# Generating random Tweets

This notebook uses Markov Chains models in order to generate random texts (with a maximum length equal to a Tweet).

Although it can generate reasonably accurate results, it's a completely synthetic dataset! Because of this, instead of using the generated data as training data for our NER model, we simply use it to study which text operation can improve its accuracy.

## 1. Generating Markov Chains model

Here we simply provide a series of raw text files in order to create our model - which we then save as a JSON file.

In [1]:
import markovify
import glob

max_tweet_size = 140
raw_text_files_path = 'data/raw/markov_text_files/*.txt'
parsed_model_file_path = 'data/parsed/markov_text_files/markov_weighted_chain.json'
raw_text_file_paths = glob.glob(raw_text_files_path)
raw_text_markov_models = []

# Read raw text files and generate Markov chain models
for file_path in raw_text_file_paths:
    with open(file_path) as file:
        text = file.read()
        markov_model = markovify.Text(text)
        raw_text_markov_models.append(markov_model)
    
# Combine all generated models into a single one
markov_model = markovify.combine(raw_text_markov_models)

In [2]:
# Generate 10 random sentences from the generated Markov chain model
for i in range(2):
    print(markov_model.make_short_sentence(max_tweet_size))

A third, in the groin.
Princess Mary pass into the House of Lords was composed of sodium and potassium.


In [3]:
# Save model as JSON
model_json = markov_model.chain.to_json()
with open(parsed_model_file_path, 'w') as json_file:
    json_file.write(model_json)

## 2. Improving the model

Even though we want to generate completely random Tweet-like texts, our aim is to improve the accuracy of our NER model for Country/Nationality/Religion/Currency recognition.
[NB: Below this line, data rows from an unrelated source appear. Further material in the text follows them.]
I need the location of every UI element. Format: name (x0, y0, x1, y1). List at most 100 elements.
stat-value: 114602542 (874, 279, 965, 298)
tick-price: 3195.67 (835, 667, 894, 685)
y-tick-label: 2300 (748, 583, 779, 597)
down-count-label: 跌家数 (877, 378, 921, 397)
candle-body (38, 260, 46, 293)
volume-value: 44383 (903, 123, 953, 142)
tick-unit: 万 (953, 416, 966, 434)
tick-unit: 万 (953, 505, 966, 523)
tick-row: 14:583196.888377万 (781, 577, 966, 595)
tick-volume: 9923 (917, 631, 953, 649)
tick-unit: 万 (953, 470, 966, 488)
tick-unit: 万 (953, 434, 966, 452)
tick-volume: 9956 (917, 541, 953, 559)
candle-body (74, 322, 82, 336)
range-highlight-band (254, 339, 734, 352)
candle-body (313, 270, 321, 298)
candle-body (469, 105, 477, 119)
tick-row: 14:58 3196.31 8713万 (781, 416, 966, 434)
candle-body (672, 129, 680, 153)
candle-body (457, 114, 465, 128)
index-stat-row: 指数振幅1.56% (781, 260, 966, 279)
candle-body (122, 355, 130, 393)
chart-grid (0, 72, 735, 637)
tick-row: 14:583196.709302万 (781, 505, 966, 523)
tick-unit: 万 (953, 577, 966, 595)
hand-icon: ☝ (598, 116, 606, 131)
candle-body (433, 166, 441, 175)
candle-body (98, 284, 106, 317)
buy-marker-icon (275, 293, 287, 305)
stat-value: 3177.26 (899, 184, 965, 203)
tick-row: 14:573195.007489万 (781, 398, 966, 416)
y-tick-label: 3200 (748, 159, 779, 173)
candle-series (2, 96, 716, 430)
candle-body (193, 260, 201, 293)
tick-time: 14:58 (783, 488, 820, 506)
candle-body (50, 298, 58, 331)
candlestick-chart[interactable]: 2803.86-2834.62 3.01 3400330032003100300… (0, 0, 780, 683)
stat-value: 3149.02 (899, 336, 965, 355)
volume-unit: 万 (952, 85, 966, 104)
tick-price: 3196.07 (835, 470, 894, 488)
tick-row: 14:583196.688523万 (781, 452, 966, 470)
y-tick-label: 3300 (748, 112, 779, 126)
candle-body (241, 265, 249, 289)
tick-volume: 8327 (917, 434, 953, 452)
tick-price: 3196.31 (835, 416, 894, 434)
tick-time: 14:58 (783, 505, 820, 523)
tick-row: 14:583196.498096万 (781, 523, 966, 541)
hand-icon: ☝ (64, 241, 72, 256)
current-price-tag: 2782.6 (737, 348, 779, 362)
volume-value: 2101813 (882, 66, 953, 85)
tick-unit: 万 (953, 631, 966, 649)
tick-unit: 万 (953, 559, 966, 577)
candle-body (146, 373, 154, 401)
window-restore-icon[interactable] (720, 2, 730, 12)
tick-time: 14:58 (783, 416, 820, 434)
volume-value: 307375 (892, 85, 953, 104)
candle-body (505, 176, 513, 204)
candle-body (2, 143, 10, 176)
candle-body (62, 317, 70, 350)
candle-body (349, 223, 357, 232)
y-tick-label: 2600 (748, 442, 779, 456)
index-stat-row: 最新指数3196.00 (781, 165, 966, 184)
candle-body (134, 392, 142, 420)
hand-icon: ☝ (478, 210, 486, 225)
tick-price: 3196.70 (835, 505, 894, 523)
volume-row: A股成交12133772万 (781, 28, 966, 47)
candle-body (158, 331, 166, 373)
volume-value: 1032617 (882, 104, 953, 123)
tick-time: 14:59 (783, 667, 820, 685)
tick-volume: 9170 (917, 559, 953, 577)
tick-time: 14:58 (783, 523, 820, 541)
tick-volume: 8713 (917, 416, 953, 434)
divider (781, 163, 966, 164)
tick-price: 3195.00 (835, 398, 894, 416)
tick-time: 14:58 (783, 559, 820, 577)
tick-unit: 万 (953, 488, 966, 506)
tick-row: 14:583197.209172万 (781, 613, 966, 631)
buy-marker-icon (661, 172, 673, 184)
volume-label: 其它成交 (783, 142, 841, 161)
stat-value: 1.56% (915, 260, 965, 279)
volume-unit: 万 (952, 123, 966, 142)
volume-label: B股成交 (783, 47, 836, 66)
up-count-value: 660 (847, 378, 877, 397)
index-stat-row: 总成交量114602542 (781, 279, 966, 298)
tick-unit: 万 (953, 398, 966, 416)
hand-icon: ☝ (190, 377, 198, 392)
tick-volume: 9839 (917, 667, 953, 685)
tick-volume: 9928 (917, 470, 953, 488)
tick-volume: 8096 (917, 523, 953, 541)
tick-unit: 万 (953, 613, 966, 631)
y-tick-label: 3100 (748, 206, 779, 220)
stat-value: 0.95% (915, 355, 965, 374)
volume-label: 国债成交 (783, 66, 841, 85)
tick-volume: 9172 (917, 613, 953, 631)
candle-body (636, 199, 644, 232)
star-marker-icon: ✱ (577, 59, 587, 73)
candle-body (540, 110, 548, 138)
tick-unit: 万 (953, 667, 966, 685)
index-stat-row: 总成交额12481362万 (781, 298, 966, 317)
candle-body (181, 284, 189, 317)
Having said that, we will go through our model and increase the weight of words that we know represent one of these things.

By increasing their weight, we will simply make it mode likely that these words will popup in the generated text.

In [4]:
import pandas as pd

# Load the necessary datasets
country_nationality_df = pd.read_csv('data/parsed/parsed_country_nationality.csv', encoding='utf-8', compression='gzip', index_col=False)
currency_country_df = pd.read_csv('data/parsed/parsed_currency_country.csv', encoding='utf-8', compression='gzip', index_col=False)